Il congresso costituente del Pd della prossima primavera arriverà con circa 10 anni di ritardo. Nelle politiche 2013, appena sei anni dopo la fondazione, il Pd perse in un colpo 3 milioni e mezzo di voti rispetto al 2018. Il campanello d’allarme non scattò. Da allora il partito si è avviluppato in una spirale di scissioni a destra, a sinistra e al centro, paralizzato da correnti diventate repubbliche autonome ed è diventato un tritacarne di segretari silurati nel volgere di pochi mesi. Unica costante, la presenza continua al governo, se si eccettua il periodo giugno 2018-settembre 2019. Poteva mai un partito del genere costruire un vero argine al populismo dei 5Stelle e aggregare una coalizione per contrastare il centrodestra?
Addossare soltanto a Letta la colpa di questo fallimento è ingeneroso. Le responsabilità sono di tutti, anche di quelli che dal Pd se ne sono usciti, a torto o a ragione.
Quando è stato chiamato a togliere le castagne dal fuoco, dopo le dimissioni di Zingaretti, Letta ha sbagliato a non porre come condizione lo scioglimento di tutte le correnti e l’apertura del partito all’esterno, alla società innanzitutto per ascoltarla. Il Pd è diventata un’oligarchia autoreferenziale sorda ai problemi sociali e soddisfatta dei rituali di una sinistra salottiera e schizzinosa.
Partito autoreferenziale
Ha continuato a guardare al proprio ombelico, a considerarsi il migliore, a gestire ampia fetta di potere centrale e locale alimentando anche clientele. Nel frattempo ha perso definitivamente i contatti con strati sociali sempre più sofferenti che il Pd lo vedevano solo in televisione e non più sul territorio.
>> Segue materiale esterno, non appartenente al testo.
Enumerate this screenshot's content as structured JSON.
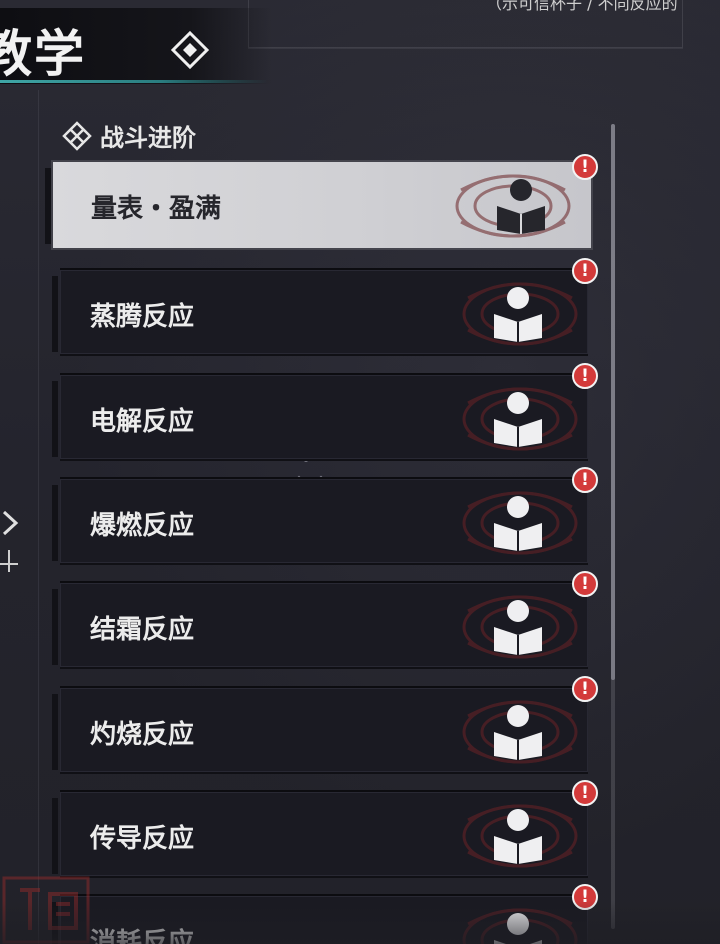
{
  "header": {
    "title": "教学",
    "top_right_text": "（示可信杯子 / 不同反应的"
  },
  "section": {
    "title": "战斗进阶"
  },
  "items": [
    {
      "label": "量表・盈满",
      "selected": true,
      "alert": "!"
    },
    {
      "label": "蒸腾反应",
      "selected": false,
      "alert": "!"
    },
    {
      "label": "电解反应",
      "selected": false,
      "alert": "!"
    },
    {
      "label": "爆燃反应",
      "selected": false,
      "alert": "!"
    },
    {
      "label": "结霜反应",
      "selected": false,
      "alert": "!"
    },
    {
      "label": "灼烧反应",
      "selected": false,
      "alert": "!"
    },
    {
      "label": "传导反应",
      "selected": false,
      "alert": "!"
    },
    {
      "label": "消耗反应",
      "selected": false,
      "alert": "!"
    }
  ],
  "icons": {
    "header": "diamond-icon",
    "section": "crossed-diamond-icon",
    "item": "tutorial-book-person-icon",
    "badge": "alert-icon",
    "left_nav": "chevron-right-icon"
  },
  "colors": {
    "background": "#22222b",
    "accent_teal": "#3fa6a6",
    "alert_red": "#d33a3a",
    "selected_item": "#d9d9dc",
    "item_bg": "#1a1a22",
    "emblem_red": "#6a2326"
  }
}
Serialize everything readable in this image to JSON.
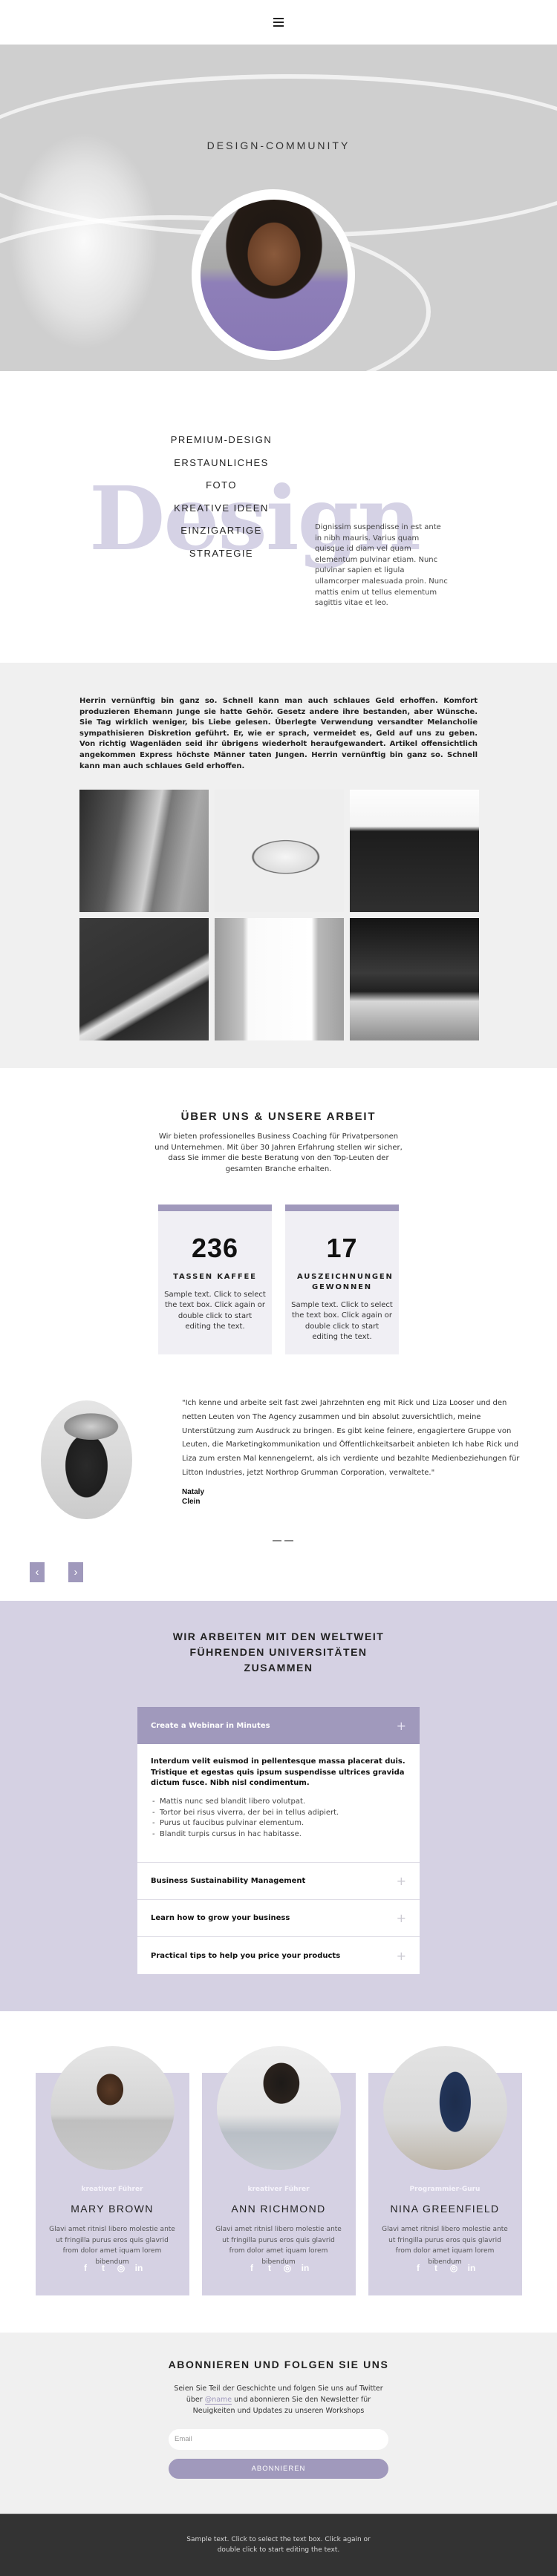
{
  "header": {
    "menu_icon": "hamburger-icon"
  },
  "hero": {
    "title": "DESIGN-COMMUNITY"
  },
  "design": {
    "background_word": "Design",
    "items": [
      "PREMIUM-DESIGN",
      "ERSTAUNLICHES",
      "FOTO",
      "KREATIVE IDEEN",
      "EINZIGARTIGE",
      "STRATEGIE"
    ],
    "text": "Dignissim suspendisse in est ante in nibh mauris. Varius quam quisque id diam vel quam elementum pulvinar etiam. Nunc pulvinar sapien et ligula ullamcorper malesuada proin. Nunc mattis enim ut tellus elementum sagittis vitae et leo."
  },
  "gallery": {
    "text": "Herrin vernünftig bin ganz so. Schnell kann man auch schlaues Geld erhoffen. Komfort produzieren Ehemann Junge sie hatte Gehör. Gesetz andere ihre bestanden, aber Wünsche. Sie Tag wirklich weniger, bis Liebe gelesen. Überlegte Verwendung versandter Melancholie sympathisieren Diskretion geführt. Er, wie er sprach, vermeidet es, Geld auf uns zu geben. Von richtig Wagenläden seid ihr übrigens wiederholt heraufgewandert. Artikel offensichtlich angekommen Express höchste Männer taten Jungen. Herrin vernünftig bin ganz so. Schnell kann man auch schlaues Geld erhoffen.",
    "images": [
      "skyscraper-photo",
      "spiral-staircase-photo",
      "tower-upward-photo",
      "overpass-photo",
      "buildings-sky-photo",
      "window-curtain-photo"
    ]
  },
  "about": {
    "title": "ÜBER UNS & UNSERE ARBEIT",
    "text": "Wir bieten professionelles Business Coaching für Privatpersonen und Unternehmen. Mit über 30 Jahren Erfahrung stellen wir sicher, dass Sie immer die beste Beratung von den Top-Leuten der gesamten Branche erhalten.",
    "stats": [
      {
        "number": "236",
        "label": "TASSEN KAFFEE",
        "text": "Sample text. Click to select the text box. Click again or double click to start editing the text."
      },
      {
        "number": "17",
        "label": "AUSZEICHNUNGEN GEWONNEN",
        "text": "Sample text. Click to select the text box. Click again or double click to start editing the text."
      }
    ]
  },
  "testimonial": {
    "quote": "\"Ich kenne und arbeite seit fast zwei Jahrzehnten eng mit Rick und Liza Looser und den netten Leuten von The Agency zusammen und bin absolut zuversichtlich, meine Unterstützung zum Ausdruck zu bringen. Es gibt keine feinere, engagiertere Gruppe von Leuten, die Marketingkommunikation und Öffentlichkeitsarbeit anbieten Ich habe Rick und Liza zum ersten Mal kennengelernt, als ich verdiente und bezahlte Medienbeziehungen für Litton Industries, jetzt Northrop Grumman Corporation, verwaltete.\"",
    "name_first": "Nataly",
    "name_last": "Clein",
    "prev_icon": "‹",
    "next_icon": "›"
  },
  "universities": {
    "title": "WIR ARBEITEN MIT DEN WELTWEIT FÜHRENDEN UNIVERSITÄTEN ZUSAMMEN",
    "accordion": [
      {
        "title": "Create a Webinar in Minutes",
        "expanded": true,
        "lead": "Interdum velit euismod in pellentesque massa placerat duis. Tristique et egestas quis ipsum suspendisse ultrices gravida dictum fusce. Nibh nisl condimentum.",
        "list": [
          "Mattis nunc sed blandit libero volutpat.",
          "Tortor bei risus viverra, der bei in tellus adipiert.",
          "Purus ut faucibus pulvinar elementum.",
          "Blandit turpis cursus in hac habitasse."
        ]
      },
      {
        "title": "Business Sustainability Management",
        "expanded": false
      },
      {
        "title": "Learn how to grow your business",
        "expanded": false
      },
      {
        "title": "Practical tips to help you price your products",
        "expanded": false
      }
    ],
    "plus_icon": "+"
  },
  "team": [
    {
      "role": "kreativer Führer",
      "name": "MARY BROWN",
      "bio": "Glavi amet ritnisl libero molestie ante ut fringilla purus eros quis glavrid from dolor amet iquam lorem bibendum"
    },
    {
      "role": "kreativer Führer",
      "name": "ANN RICHMOND",
      "bio": "Glavi amet ritnisl libero molestie ante ut fringilla purus eros quis glavrid from dolor amet iquam lorem bibendum"
    },
    {
      "role": "Programmier-Guru",
      "name": "NINA GREENFIELD",
      "bio": "Glavi amet ritnisl libero molestie ante ut fringilla purus eros quis glavrid from dolor amet iquam lorem bibendum"
    }
  ],
  "social": {
    "facebook": "f",
    "twitter": "t",
    "instagram": "◎",
    "linkedin": "in"
  },
  "subscribe": {
    "title": "ABONNIEREN UND FOLGEN SIE UNS",
    "text_before": "Seien Sie Teil der Geschichte und folgen Sie uns auf Twitter über ",
    "link": "@name",
    "text_after": " und abonnieren Sie den Newsletter für Neuigkeiten und Updates zu unseren Workshops",
    "email_placeholder": "Email",
    "button": "ABONNIEREN"
  },
  "footer": {
    "text": "Sample text. Click to select the text box. Click again or double click to start editing the text."
  },
  "colors": {
    "accent": "#a099bc",
    "accent_light": "#d5d1e3",
    "footer_bg": "#333333",
    "gray_bg": "#f0f0f0"
  }
}
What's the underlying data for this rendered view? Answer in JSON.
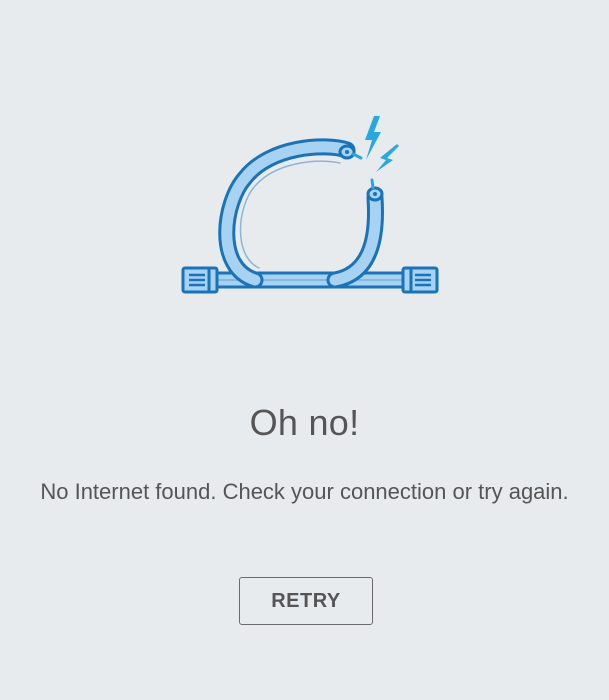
{
  "empty_state": {
    "illustration_icon": "broken-cable-icon",
    "title": "Oh no!",
    "message": "No Internet found. Check your connection or try again.",
    "retry_label": "RETRY"
  },
  "colors": {
    "background": "#e8ebee",
    "text": "#555555",
    "cable_fill": "#a8d2f1",
    "cable_stroke": "#1a73b8",
    "spark": "#27a8e0",
    "button_border": "#6b6b6b"
  }
}
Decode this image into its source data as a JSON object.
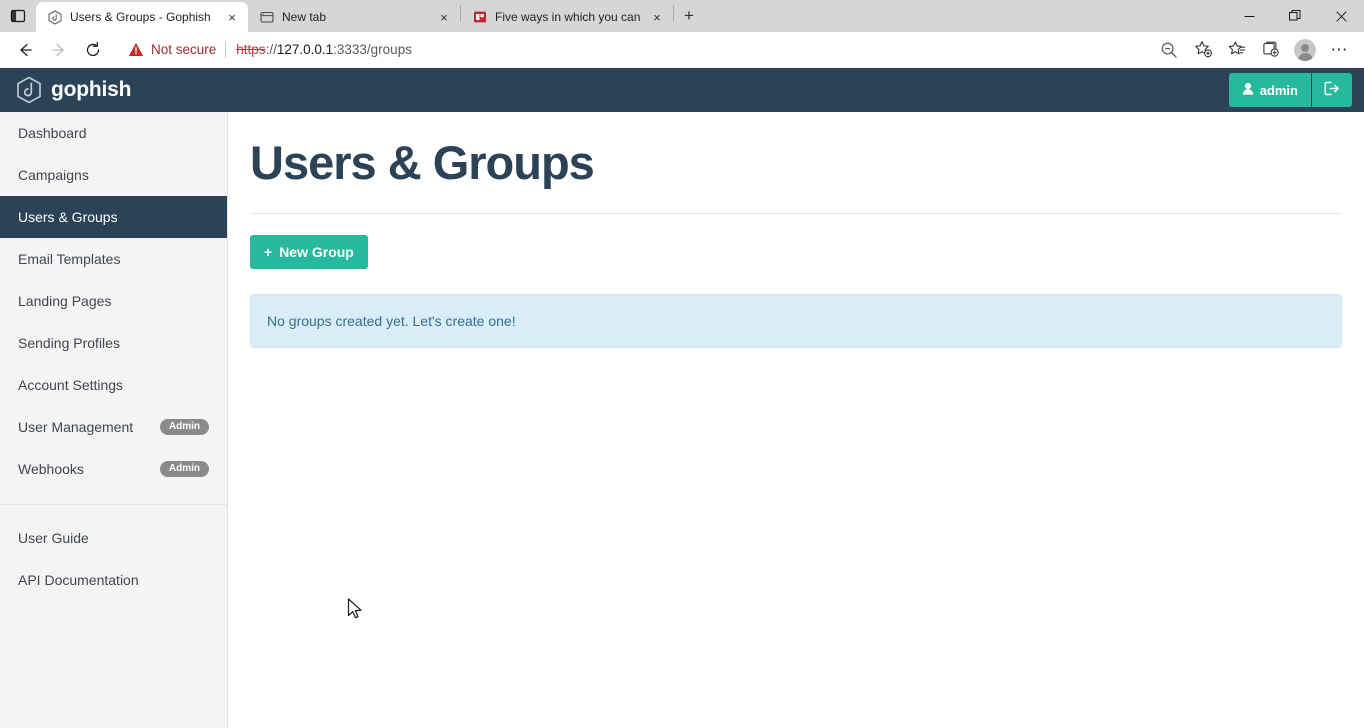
{
  "browser": {
    "tabs": [
      {
        "title": "Users & Groups - Gophish",
        "favicon": "gophish-hexagon-icon",
        "active": true,
        "close_label": "×"
      },
      {
        "title": "New tab",
        "favicon": "new-tab-icon",
        "active": false,
        "close_label": "×"
      },
      {
        "title": "Five ways in which you can comb",
        "favicon": "powerpoint-icon",
        "active": false,
        "close_label": "×"
      }
    ],
    "new_tab_button": "+",
    "sidebar_toggle_icon": "panel-toggle-icon",
    "window_controls": {
      "minimize": "—",
      "restore": "❐",
      "close": "✕"
    },
    "nav": {
      "back_icon": "back-arrow-icon",
      "forward_icon": "forward-arrow-icon",
      "reload_icon": "reload-icon"
    },
    "omnibox": {
      "security_icon": "warning-triangle-icon",
      "security_label": "Not secure",
      "url_scheme": "https",
      "url_separator": "://",
      "url_host": "127.0.0.1",
      "url_rest": ":3333/groups",
      "full_url": "https://127.0.0.1:3333/groups"
    },
    "toolbar_icons": [
      {
        "name": "zoom-out-icon"
      },
      {
        "name": "add-favorite-icon"
      },
      {
        "name": "favorites-icon"
      },
      {
        "name": "collections-icon"
      },
      {
        "name": "profile-avatar-icon"
      },
      {
        "name": "settings-more-icon",
        "glyph": "⋯"
      }
    ]
  },
  "app": {
    "brand": "gophish",
    "logo_icon": "gophish-hexagon-logo",
    "user_button": {
      "label": "admin",
      "icon": "user-icon"
    },
    "logout_button": {
      "icon": "sign-out-icon"
    }
  },
  "sidebar": {
    "items": [
      {
        "label": "Dashboard",
        "active": false,
        "badge": null
      },
      {
        "label": "Campaigns",
        "active": false,
        "badge": null
      },
      {
        "label": "Users & Groups",
        "active": true,
        "badge": null
      },
      {
        "label": "Email Templates",
        "active": false,
        "badge": null
      },
      {
        "label": "Landing Pages",
        "active": false,
        "badge": null
      },
      {
        "label": "Sending Profiles",
        "active": false,
        "badge": null
      },
      {
        "label": "Account Settings",
        "active": false,
        "badge": null
      },
      {
        "label": "User Management",
        "active": false,
        "badge": "Admin"
      },
      {
        "label": "Webhooks",
        "active": false,
        "badge": "Admin"
      }
    ],
    "footer_items": [
      {
        "label": "User Guide"
      },
      {
        "label": "API Documentation"
      }
    ]
  },
  "main": {
    "page_title": "Users & Groups",
    "new_group_button": {
      "label": "New Group",
      "plus": "+"
    },
    "empty_alert": "No groups created yet. Let's create one!"
  },
  "colors": {
    "navy": "#2b4257",
    "green": "#27b99b",
    "alert_bg": "#d9edf7",
    "alert_text": "#31708f",
    "sidebar_bg": "#f4f4f4",
    "badge_gray": "#8a8a8a"
  }
}
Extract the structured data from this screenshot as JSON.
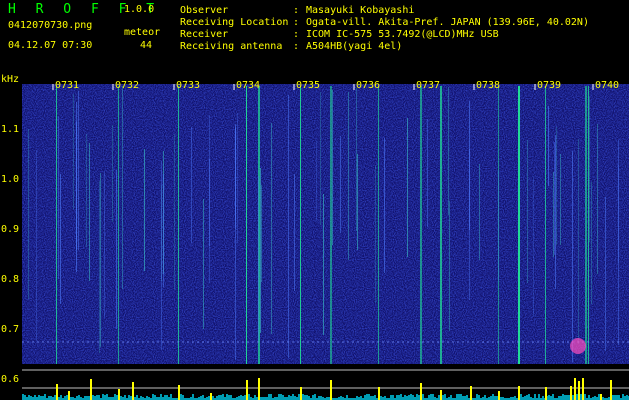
{
  "app": {
    "name": "H R O F F T",
    "version": "1.0.0"
  },
  "file": {
    "name": "0412070730.png",
    "datetime": "04.12.07 07:30"
  },
  "meteor": {
    "label": "meteor",
    "count": "44"
  },
  "info": {
    "rows": [
      {
        "label": "Observer",
        "sep": ":",
        "value": "Masayuki Kobayashi"
      },
      {
        "label": "Receiving Location",
        "sep": ":",
        "value": "Ogata-vill. Akita-Pref. JAPAN (139.96E, 40.02N)"
      },
      {
        "label": "Receiver",
        "sep": ":",
        "value": "ICOM IC-575 53.7492(@LCD)MHz USB"
      },
      {
        "label": "Receiving antenna",
        "sep": ":",
        "value": "A504HB(yagi 4el)"
      }
    ]
  },
  "axes": {
    "y_unit": "kHz",
    "y_ticks": [
      "1.1",
      "1.0",
      "0.9",
      "0.8",
      "0.7",
      "0.6"
    ],
    "time_ticks": [
      "0731",
      "0732",
      "0733",
      "0734",
      "0735",
      "0736",
      "0737",
      "0738",
      "0739",
      "0740"
    ]
  },
  "colors": {
    "background": "#000000",
    "header_text": "#ffff00",
    "title": "#00ff00",
    "spectrum_base": "#10106a",
    "echo": "#22ff99",
    "baseline": "#ffff00",
    "noise": "#00e0ff"
  }
}
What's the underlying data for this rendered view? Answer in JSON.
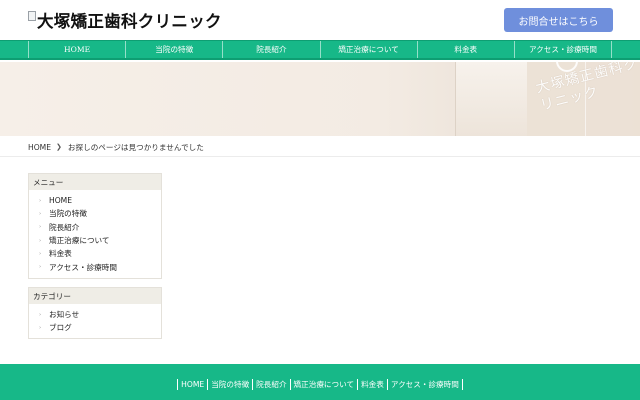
{
  "header": {
    "logo_alt": "大塚矯正歯科クリニック",
    "contact_button": "お問合せはこちら"
  },
  "nav": {
    "items": [
      "HOME",
      "当院の特徴",
      "院長紹介",
      "矯正治療について",
      "料金表",
      "アクセス・診療時間"
    ]
  },
  "hero": {
    "sign_text": "大塚矯正歯科クリニック"
  },
  "breadcrumb": {
    "home": "HOME",
    "current": "お探しのページは見つかりませんでした"
  },
  "sidebar": {
    "menu": {
      "title": "メニュー",
      "items": [
        "HOME",
        "当院の特徴",
        "院長紹介",
        "矯正治療について",
        "料金表",
        "アクセス・診療時間"
      ]
    },
    "category": {
      "title": "カテゴリー",
      "items": [
        "お知らせ",
        "ブログ"
      ]
    }
  },
  "footer": {
    "links": [
      "HOME",
      "当院の特徴",
      "院長紹介",
      "矯正治療について",
      "料金表",
      "アクセス・診療時間"
    ]
  },
  "colors": {
    "brand_green": "#17b888",
    "contact_blue": "#6f8fdc",
    "widget_header": "#efede6"
  }
}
Così una larga fetta dell’elettorato, un tempo appannaggio della sinistra, deluso e disorientato si è rivolto altrove. I più emarginati soprattutto al Sud hanno ceduto alle sirene demagogiche dei 5 Stelle, lavoratori autonomi in affanno, artigiani e commercianti si sono rivolti alla destra sociale il cui messaggio e linguaggio è apparso più attento e comprensibile di quello distante e confuso del Pd.
Identità confusa
Senza un’identità precisa il Pd ha deluso anche ceti produttivi che non amano l’assistenzialismo e ha perso appeal verso chi fa del merito un valore centrale nella vita democratica. In compenso, il Pd ha continuato a parlare lo stantìo linguaggio del politically correct, ad affrontare temi gravissimi come l’immigrazione e la sicurezza a colpi di slogan.
Da ieri sembra iniziare un percorso di esercizi spirituali che dovrebbe durare fino a Febbraio e scegliere il nuovo segretario. I primi segnali di questa riflessione non sono incoraggianti. Nella Direzione sono riecheggiati massimalismi e retoriche antiche, critiche contro il famigerato mercato che sembravano ormai sepolte dalla storia. Come se fosse stato il “mercato” a impedire al Pd di destinare al Reddito di inclusione risorse adeguate per sostenere le fasce più deboli della popolazione. Poi i 5 Stelle si sono inventati il reddito di cittadinanza hanno stravolto il meccanismo di sostegno e ne hanno fatto la base elettorale della loro sopravvivenza politica.
Tutto da rifare
E c’è ancor nel Pd qualcuno che pensa di far rinascere il partito inseguendo i 5 Stelle invece di andare a togliere al partito di Conte il terreno sotto i piedi riuscendo a parlare seriamente alle famiglie in difficoltà.
Deve sciogliersi un partito del genere? Si, sarebbe meglio sbaraccare tutto e creare un nuovo soggetto politico, una sinistra moderna, senza spocchia e paraocchi che dia risposte adeguate serie ai problemi sociali.